Fast zwei Jahre musste die Öffentlichkeit warten, bis sich Ruzickas Nachfolger und heutiger CEO Central and Eastern Europe bei Aegis Media, Andreas Bölte, zu Vorgängen in der Europazentrale der Mediaagentur äusserte. Seit den Hausdurchsuchungen im September 2006 hatte Bölte zum Sachverhalt und zu seiner eigenen Rolle dabei nicht Stellung nehmen wollen. Am Montag stellte er sich in der hitzigen Atmosphäre des Landgerichts Wiesbaden fast sieben Stunden den Fragen des Vorsitzenden Richters Jürgen Bonk, des Staatsanwalts und der Verteidigung. Für den Klein Report berichtet Michael Ziesmann aus dem Landgericht Wiesbaden:
Aleksander Ruzicka sass während Böltes Ausführungen keine zwei Meter von seinem Nachfolger auf der Anklagebank. Während Ruzicka Bölte im Zeugenstand äusserlich emotionslos taxierte, würdigte ihn Bölte kaum eines direkten Blickes. Ruzicka verdankt Bölte bis jetzt fast 22 Monate U-Haft und einen Prozess wegen schwerer Untreue im Ausmass von 51,2 Millionen Euro.
Andreas Bölte schilderte die Umstände, die zu den skurrilen Strafanzeigen gegen seinen damaligen Chef führten. Bereits Ende des Jahres 2004 sei ihm aufgefallen, dass mit dem Ausgabeverhalten seines Vorgesetzten Aleksander Ruzicka etwas nicht stimmen könne. Er habe zunächst intern recherchiert. Dabei sei er auf merkwürdige Buchungsvorgänge um die Barterfirma Emerson FF und ungewöhnlich hohe Rückvergütungen an die Werbeagentur ZHP gestossen. In weiterer Folge habe er mit einem Aegis-Anwalt zunächst die Wirtschaftsdetektei Control Risks mit Nachforschungen beauftragt. Danach habe er den Auftrag für eine Strafanzeige gegeben. Die Anzeige selbst will Andreas Bölte damals jedoch nicht gesehen haben.
Das Ausscheiden von Aleksander Ruzicka sei nie Thema oder Ziel gewesen. «Es hätte auch sein können, dass sich die Verdachtsmomente nicht bestätigen», sagte Andreas Bölte auf Nachfrage des Richters zu seinem Vorgehen. Er habe damals noch keine Beweise gehabt. Hätte er Ruzicka oder das Londoner Aegis-Headquarter darauf angesprochen, wäre er eher seinen Job los gewesen, als dass ihm jemand geglaubt hätte. Deshalb habe er das Londoner Aegis-Headquarter auch erst am Tag der Hausdurchsuchungen informiert. Dass der Prozess auf seinen Anzeigen basiert, will er dem Global-CEO von Aegis Media und damaligen Vorgesetzten von Ruzicka, Jerry Buhlmann, erst Ende 2007 mitgeteilt haben.

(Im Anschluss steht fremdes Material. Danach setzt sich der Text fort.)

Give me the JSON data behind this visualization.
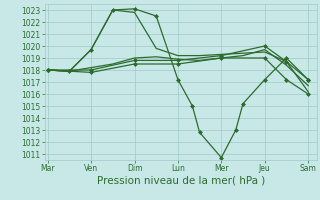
{
  "background_color": "#c8e8e8",
  "grid_color": "#a0c8c8",
  "line_color": "#2d6b2d",
  "xlabel": "Pression niveau de la mer( hPa )",
  "xlabel_fontsize": 7.5,
  "ylim": [
    1010.5,
    1023.5
  ],
  "yticks": [
    1011,
    1012,
    1013,
    1014,
    1015,
    1016,
    1017,
    1018,
    1019,
    1020,
    1021,
    1022,
    1023
  ],
  "ytick_fontsize": 5.5,
  "xtick_labels": [
    "Mar",
    "Ven",
    "Dim",
    "Lun",
    "Mer",
    "Jeu",
    "Sam"
  ],
  "xtick_positions": [
    0,
    1.5,
    3,
    4.5,
    6,
    7.5,
    9
  ],
  "xlim": [
    -0.1,
    9.3
  ],
  "series": [
    {
      "x": [
        0,
        0.75,
        1.5,
        2.25,
        3.0,
        3.75,
        4.5,
        5.0,
        5.25,
        6.0,
        6.5,
        6.75,
        7.5,
        8.25,
        9.0
      ],
      "y": [
        1018.0,
        1017.9,
        1019.7,
        1023.0,
        1023.1,
        1022.5,
        1017.2,
        1015.0,
        1012.8,
        1010.7,
        1013.0,
        1015.2,
        1017.2,
        1019.0,
        1017.2
      ],
      "marker": "D",
      "linewidth": 0.9,
      "markersize": 2.0
    },
    {
      "x": [
        0,
        0.75,
        1.5,
        2.25,
        3.0,
        3.75,
        4.5,
        5.25,
        6.0,
        6.75,
        7.5,
        8.25,
        9.0
      ],
      "y": [
        1018.0,
        1017.9,
        1019.7,
        1023.0,
        1022.8,
        1019.8,
        1019.2,
        1019.2,
        1019.3,
        1019.4,
        1019.5,
        1018.7,
        1016.2
      ],
      "marker": null,
      "linewidth": 0.9,
      "markersize": 0
    },
    {
      "x": [
        0,
        0.75,
        1.5,
        2.25,
        3.0,
        3.75,
        4.5,
        5.25,
        6.0,
        6.75,
        7.5,
        8.25,
        9.0
      ],
      "y": [
        1018.0,
        1017.9,
        1018.2,
        1018.5,
        1019.0,
        1019.1,
        1018.9,
        1018.8,
        1019.0,
        1019.2,
        1019.7,
        1018.4,
        1016.7
      ],
      "marker": null,
      "linewidth": 0.9,
      "markersize": 0
    },
    {
      "x": [
        0,
        1.5,
        3.0,
        4.5,
        6.0,
        7.5,
        8.25,
        9.0
      ],
      "y": [
        1018.0,
        1018.0,
        1018.8,
        1018.8,
        1019.2,
        1020.0,
        1018.7,
        1017.2
      ],
      "marker": "D",
      "linewidth": 0.9,
      "markersize": 2.0
    },
    {
      "x": [
        0,
        1.5,
        3.0,
        4.5,
        6.0,
        7.5,
        8.25,
        9.0
      ],
      "y": [
        1018.0,
        1017.8,
        1018.5,
        1018.5,
        1019.0,
        1019.0,
        1017.2,
        1016.0
      ],
      "marker": "D",
      "linewidth": 0.9,
      "markersize": 2.0
    }
  ]
}
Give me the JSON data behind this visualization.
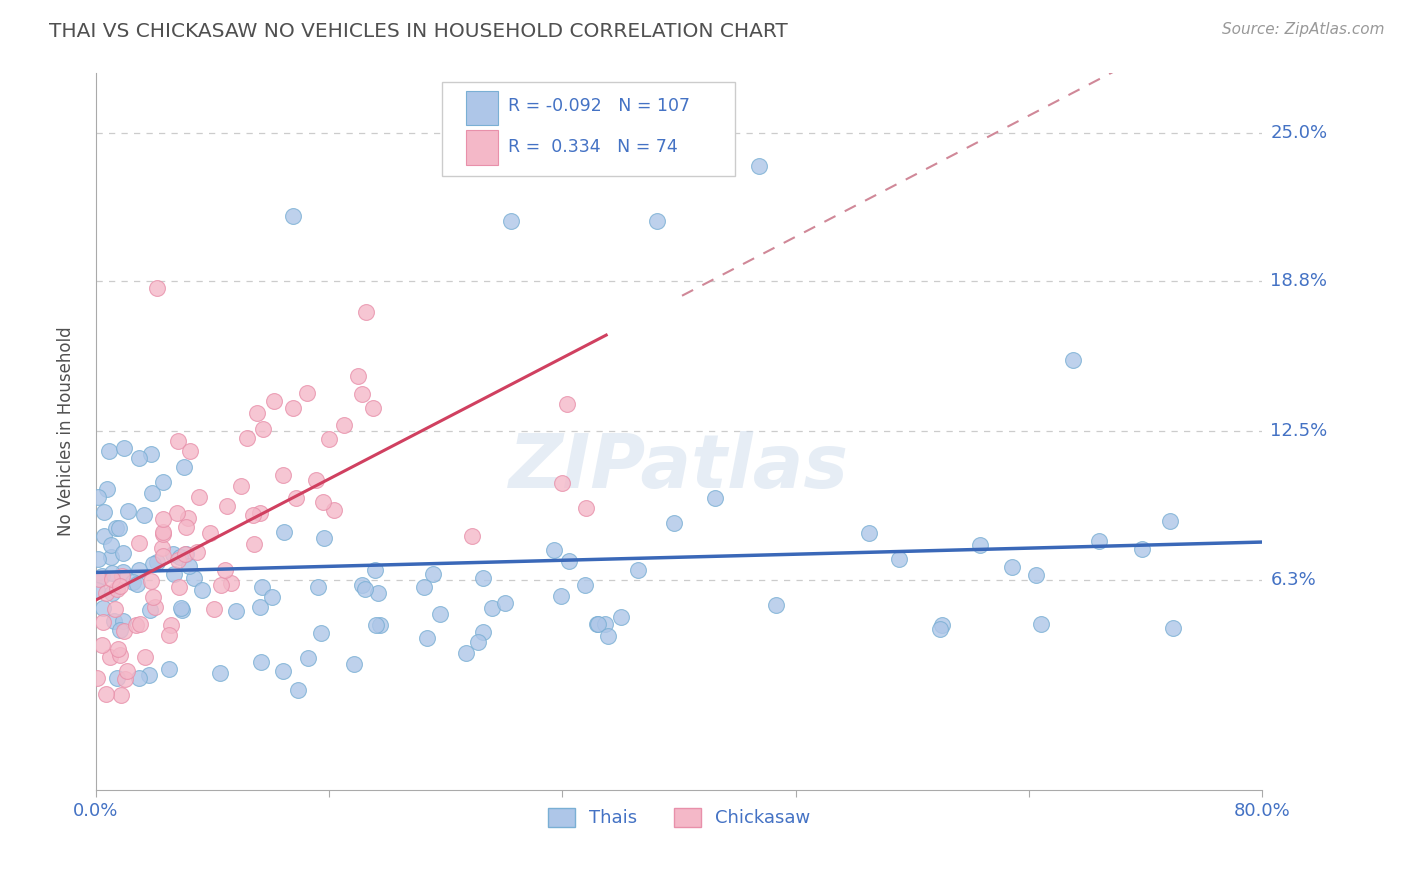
{
  "title": "THAI VS CHICKASAW NO VEHICLES IN HOUSEHOLD CORRELATION CHART",
  "source": "Source: ZipAtlas.com",
  "ylabel": "No Vehicles in Household",
  "ytick_labels": [
    "6.3%",
    "12.5%",
    "18.8%",
    "25.0%"
  ],
  "ytick_values": [
    0.063,
    0.125,
    0.188,
    0.25
  ],
  "xmin": 0.0,
  "xmax": 0.8,
  "ymin": -0.025,
  "ymax": 0.275,
  "thai_color": "#aec6e8",
  "thai_edge_color": "#7aafd4",
  "chickasaw_color": "#f4b8c8",
  "chickasaw_edge_color": "#e890aa",
  "thai_R": -0.092,
  "thai_N": 107,
  "chickasaw_R": 0.334,
  "chickasaw_N": 74,
  "trend_thai_color": "#3a68b8",
  "trend_chickasaw_solid_color": "#d04060",
  "trend_chickasaw_dash_color": "#d08898",
  "watermark": "ZIPatlas",
  "background_color": "#ffffff",
  "grid_color": "#cccccc",
  "axis_label_color": "#4472c4",
  "title_color": "#505050"
}
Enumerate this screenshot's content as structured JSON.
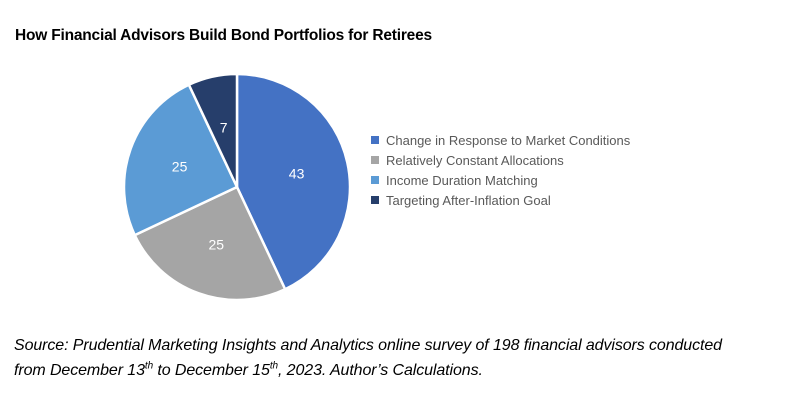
{
  "title": "How Financial Advisors Build Bond Portfolios for Retirees",
  "chart_data": {
    "type": "pie",
    "title": "How Financial Advisors Build Bond Portfolios for Retirees",
    "labels": [
      "Change in Response to Market Conditions",
      "Relatively Constant Allocations",
      "Income Duration Matching",
      "Targeting After-Inflation Goal"
    ],
    "values": [
      43,
      25,
      25,
      7
    ],
    "colors": [
      "#4472C4",
      "#A5A5A5",
      "#5B9BD5",
      "#263E6B"
    ],
    "data_label_color": "#FFFFFF",
    "data_label_font_size": 14,
    "slice_border_color": "#FFFFFF",
    "legend_position": "right",
    "legend_text_color": "#595959",
    "start_angle_deg": 0,
    "direction": "clockwise"
  },
  "source": {
    "line1": "Source: Prudential Marketing Insights and Analytics online survey of 198 financial advisors conducted",
    "line2": {
      "part1": "from December 13",
      "sup1": "th",
      "part2": " to December 15",
      "sup2": "th",
      "part3": ", 2023. Author’s Calculations."
    }
  }
}
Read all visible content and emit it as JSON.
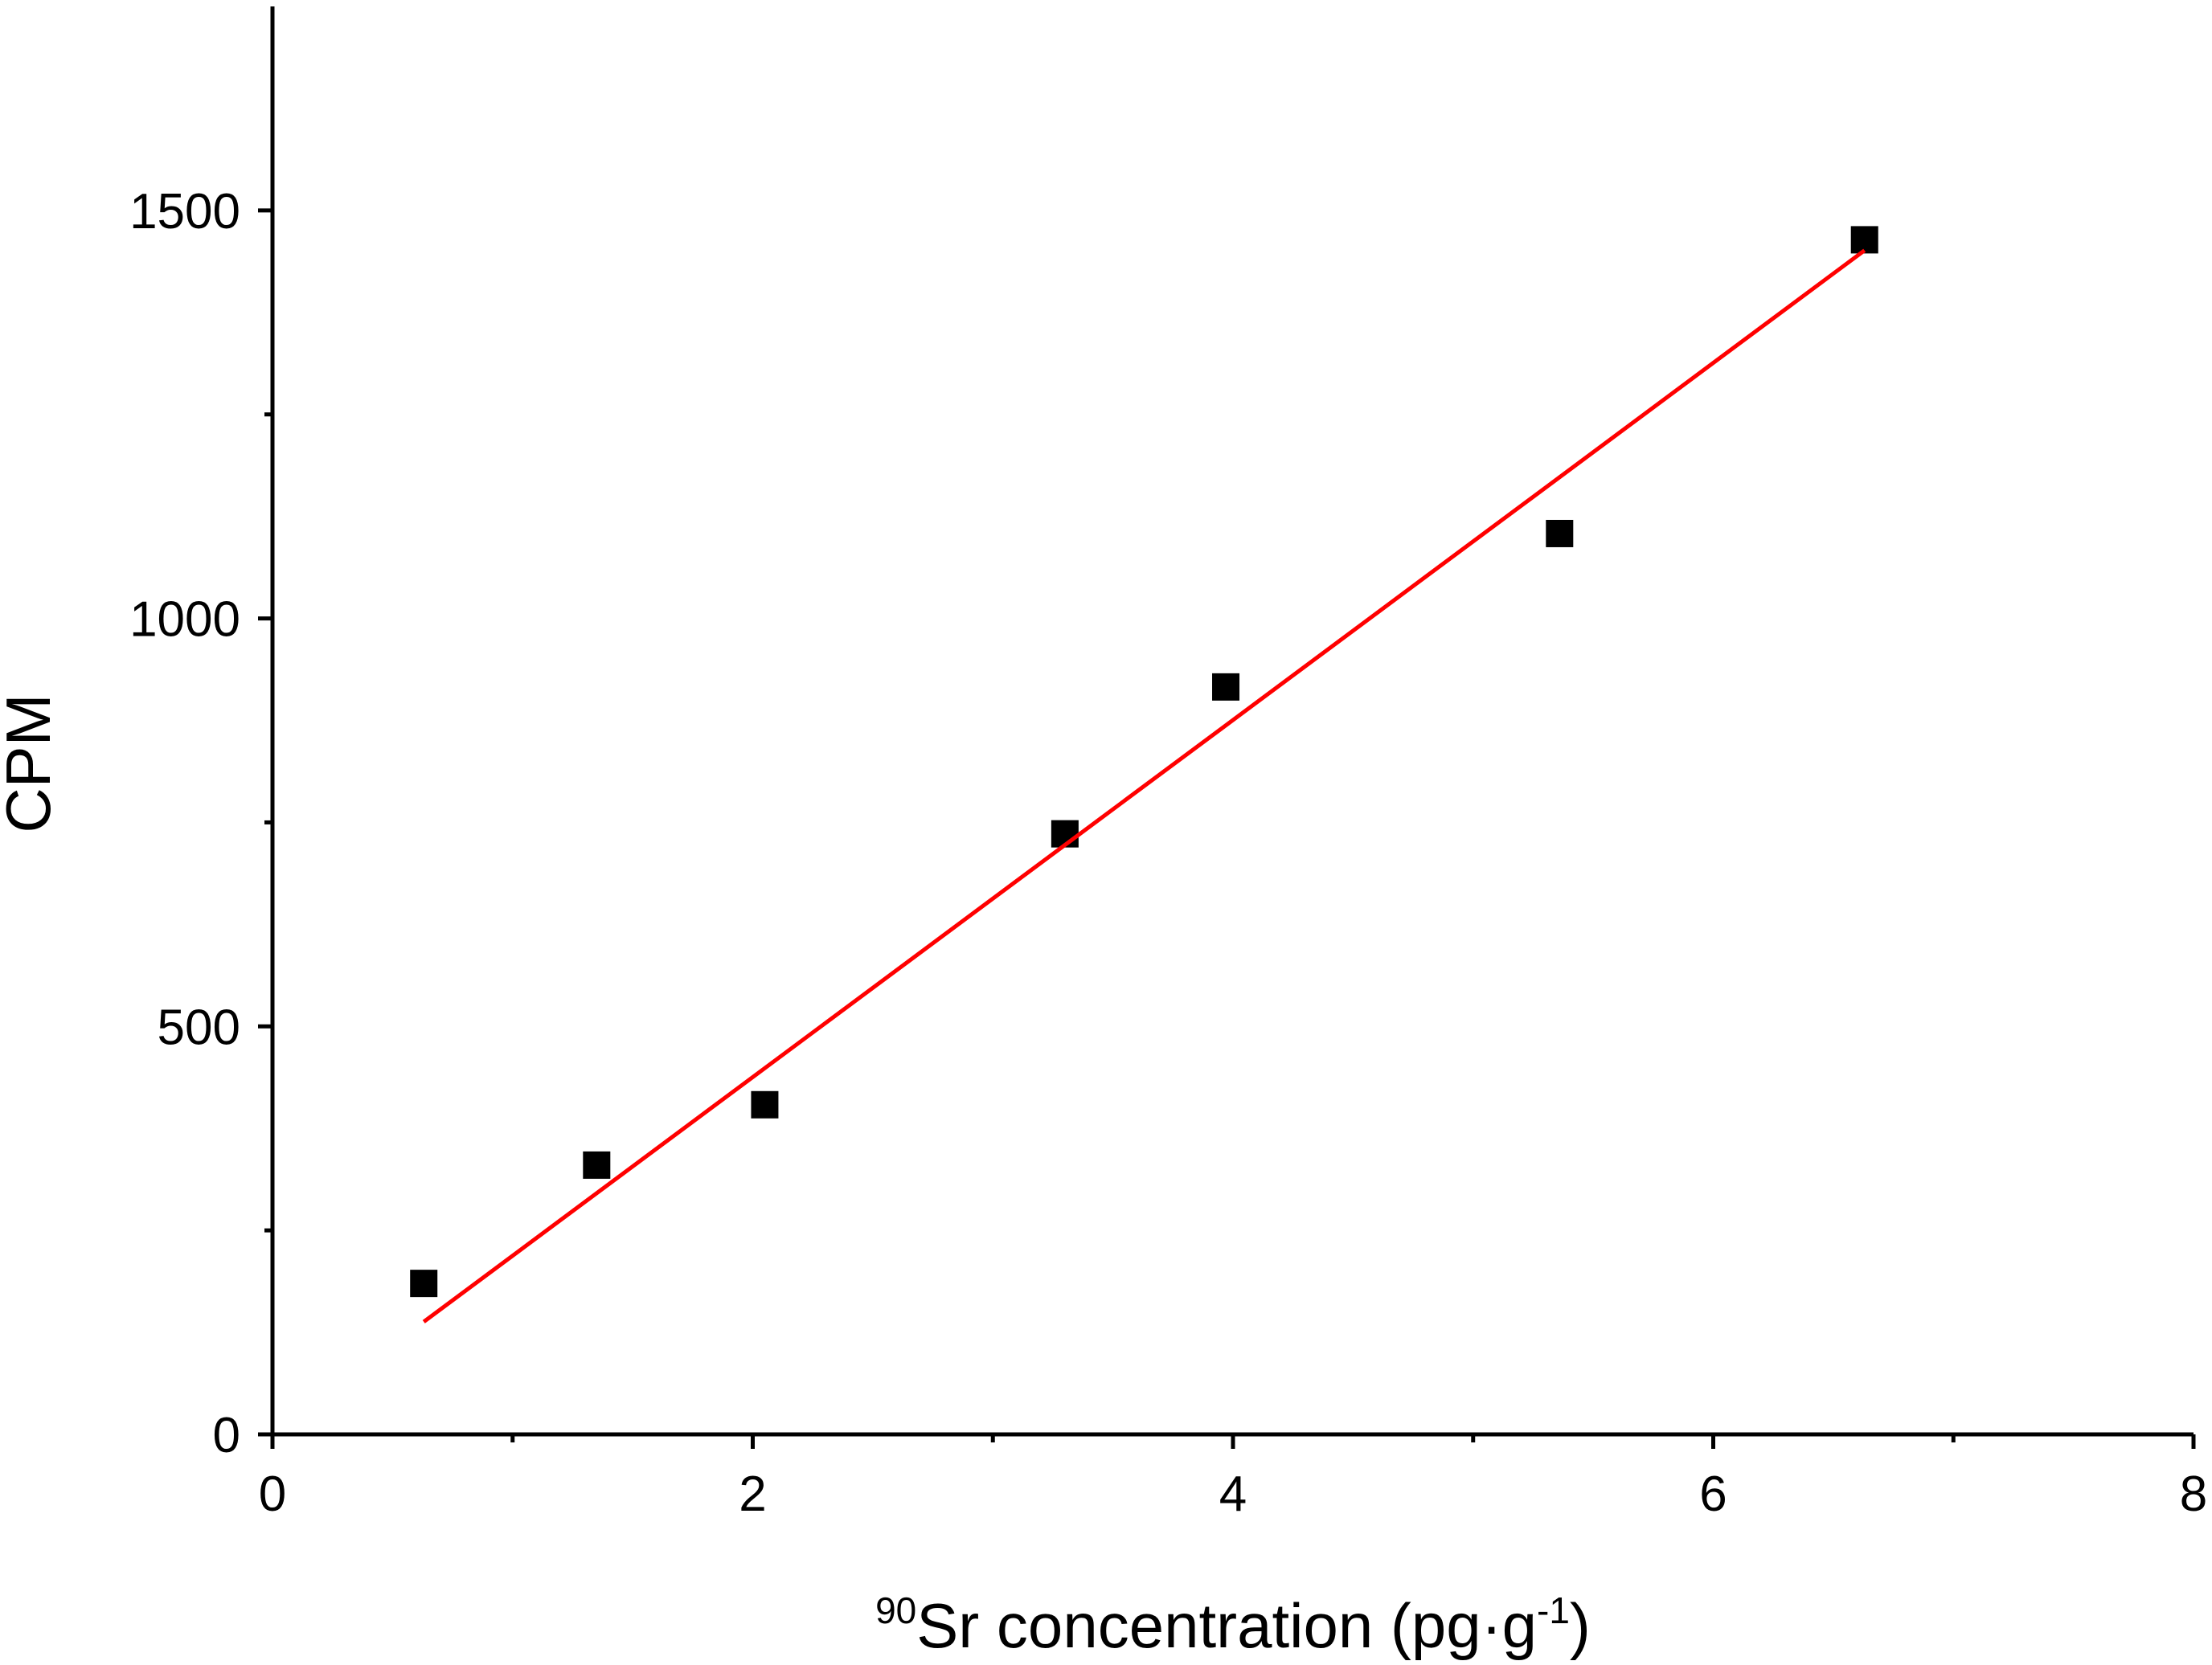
{
  "chart_data": {
    "type": "scatter",
    "title": "",
    "xlabel": {
      "sup": "90",
      "main": "Sr concentration (pg·g",
      "sup2": "-1",
      "tail": ")"
    },
    "ylabel": "CPM",
    "xlim": [
      0,
      8
    ],
    "ylim": [
      0,
      1750
    ],
    "x_major_ticks": [
      0,
      2,
      4,
      6,
      8
    ],
    "x_minor_ticks": [
      1,
      3,
      5,
      7
    ],
    "y_major_ticks": [
      0,
      500,
      1000,
      1500
    ],
    "y_minor_ticks": [
      250,
      750,
      1250
    ],
    "x_tick_labels": [
      "0",
      "2",
      "4",
      "6",
      "8"
    ],
    "y_tick_labels": [
      "0",
      "500",
      "1000",
      "1500"
    ],
    "grid": false,
    "series": [
      {
        "type": "scatter",
        "marker": "square",
        "color": "#000000",
        "x": [
          0.63,
          1.35,
          2.05,
          3.3,
          3.97,
          5.36,
          6.63
        ],
        "y": [
          185,
          330,
          404,
          736,
          916,
          1104,
          1464
        ]
      },
      {
        "type": "line",
        "color": "#ff0000",
        "x": [
          0.63,
          6.63
        ],
        "y": [
          138,
          1451
        ]
      }
    ]
  }
}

Andreas Bölte gab an, keine Kenntnis von den Rabattverhandlungen mit den Medien gehabt zu haben. «Bis zum Ausscheiden von Herrn Ruzicka hatte ich keine Kenntnis von Share Deal Commitments», so Bölte. Ruzicka habe ihm den Zugang zu diesen hochsensiblen Daten verwehrt. Warum er sich nicht die Übersichten der gesendeten Freispots von den Vermarktern habe geben lassen und diese mit den internen Daten abgeglichen habe, fragte Bonk. Dies funktioniere nur in der Theorie, antwortete Bölte.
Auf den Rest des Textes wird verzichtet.